$3,500 v-till tool does the job
After seeing November’s vertical tillage, or v-till, articles, Karl Hess of Conestoga, Pa., shared his own experience. He purchased a used 14-foot disk harrow for $1,200 and converted it for vertical tillage in May 2008 — all for $3,300 to $3,500.
“After looking at new [v-till] models costing $30,000 to $40,000, I thought I could risk $3,500 to build an alternative,” says this “retired” farmer from his family’s Silver Run Farm.
He and his sons got the idea from the web site of CFC Distributors. The 22-inch, 13-wave blades cost $2,200, shipped from Indiana.
“I converted the disk to v-till by removing the regular blades and replacing them with the wavy coulters. The angle of the disk gangs was changed to make the blades run in line with the direction of travel,” he explains. “Then a hitch was installed to pull a conventional drill behind it.”
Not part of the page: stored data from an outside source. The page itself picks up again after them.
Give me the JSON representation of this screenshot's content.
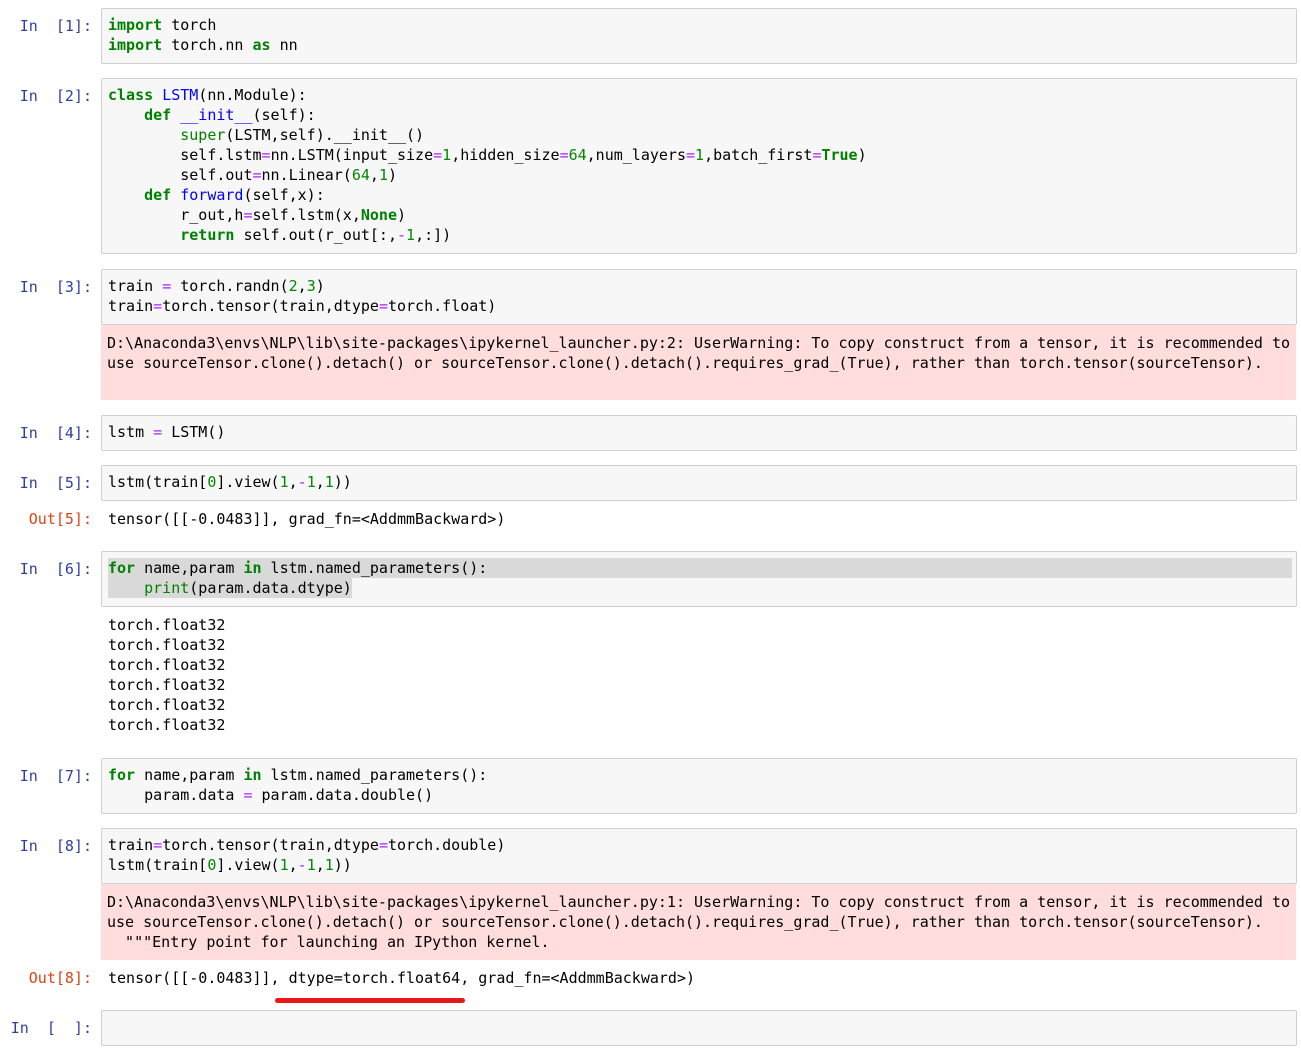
{
  "cells": [
    {
      "prompt": "In  [1]:",
      "lines": [
        "import torch",
        "import torch.nn as nn"
      ]
    },
    {
      "prompt": "In  [2]:",
      "lines": [
        "class LSTM(nn.Module):",
        "    def __init__(self):",
        "        super(LSTM,self).__init__()",
        "        self.lstm=nn.LSTM(input_size=1,hidden_size=64,num_layers=1,batch_first=True)",
        "        self.out=nn.Linear(64,1)",
        "    def forward(self,x):",
        "        r_out,h=self.lstm(x,None)",
        "        return self.out(r_out[:,-1,:])"
      ]
    },
    {
      "prompt": "In  [3]:",
      "lines": [
        "train = torch.randn(2,3)",
        "train=torch.tensor(train,dtype=torch.float)"
      ],
      "stderr": "D:\\Anaconda3\\envs\\NLP\\lib\\site-packages\\ipykernel_launcher.py:2: UserWarning: To copy construct from a tensor, it is recommended to\nuse sourceTensor.clone().detach() or sourceTensor.clone().detach().requires_grad_(True), rather than torch.tensor(sourceTensor)."
    },
    {
      "prompt": "In  [4]:",
      "lines": [
        "lstm = LSTM()"
      ]
    },
    {
      "prompt": "In  [5]:",
      "lines": [
        "lstm(train[0].view(1,-1,1))"
      ],
      "out_prompt": "Out[5]:",
      "out": "tensor([[-0.0483]], grad_fn=<AddmmBackward>)"
    },
    {
      "prompt": "In  [6]:",
      "lines": [
        "for name,param in lstm.named_parameters():",
        "    print(param.data.dtype)"
      ],
      "stdout": "torch.float32\ntorch.float32\ntorch.float32\ntorch.float32\ntorch.float32\ntorch.float32"
    },
    {
      "prompt": "In  [7]:",
      "lines": [
        "for name,param in lstm.named_parameters():",
        "    param.data = param.data.double()"
      ]
    },
    {
      "prompt": "In  [8]:",
      "lines": [
        "train=torch.tensor(train,dtype=torch.double)",
        "lstm(train[0].view(1,-1,1))"
      ],
      "stderr": "D:\\Anaconda3\\envs\\NLP\\lib\\site-packages\\ipykernel_launcher.py:1: UserWarning: To copy construct from a tensor, it is recommended to\nuse sourceTensor.clone().detach() or sourceTensor.clone().detach().requires_grad_(True), rather than torch.tensor(sourceTensor).\n  \"\"\"Entry point for launching an IPython kernel.",
      "out_prompt": "Out[8]:",
      "out": "tensor([[-0.0483]], dtype=torch.float64, grad_fn=<AddmmBackward>)"
    },
    {
      "prompt": "In  [  ]:",
      "lines": [
        ""
      ]
    }
  ],
  "annotation_color": "#e8171c"
}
• Hess built his own vertical tillage tool for less than $3,500.
• Extra weight was added to boost blade down-pressure.
• The tool exposed less soil than a no-till drill would.
Realizing that new v-till tools were much heavier, Hess added about 1,000 pounds of weight, taken from an older skid-loader. “A lot of down-pressure is needed to push through bean stubble,” he notes.
The Hess family has been experimenting with the tool. It wasn’t used during fall of 2009 due to the wet weather. So far, the biggest use has been in drilling wheat.
Karl anticipates using it ahead of no-till corn next spring. “We can see our corn-planting window moving up seven to 10 days, from April 20 to April 10.” Earlier soil warm-up is one of the touted v-till advantages.
Less tillage than no-till?
The National Resources Conservation Service considers v-till to be tillage. “But I could use a no-till drill that would have the same coulter and same double-disk opener and closing wheel on it. Because it’s one piece and called no-till, it would be OK.”
The field planted next to where the picture was taken “was no-tilled by such a drill,” points out Hess. “In my opinion, there’s far more ground disturbance with the no-till drill than with my v-till disk and conventional drill. The no-till drill leaves much less residue on top.”
This Lancaster County farmer contends the tool penetrates better in corn ground than in soybean stubble. “Even after going through a combine chopper, soybean residue is tough to slice through,” he adds, concluding “Let the [v-till] dialogue continue.”
This article published in the December, 2010 edition of AMERICAN AGRICULTURIST.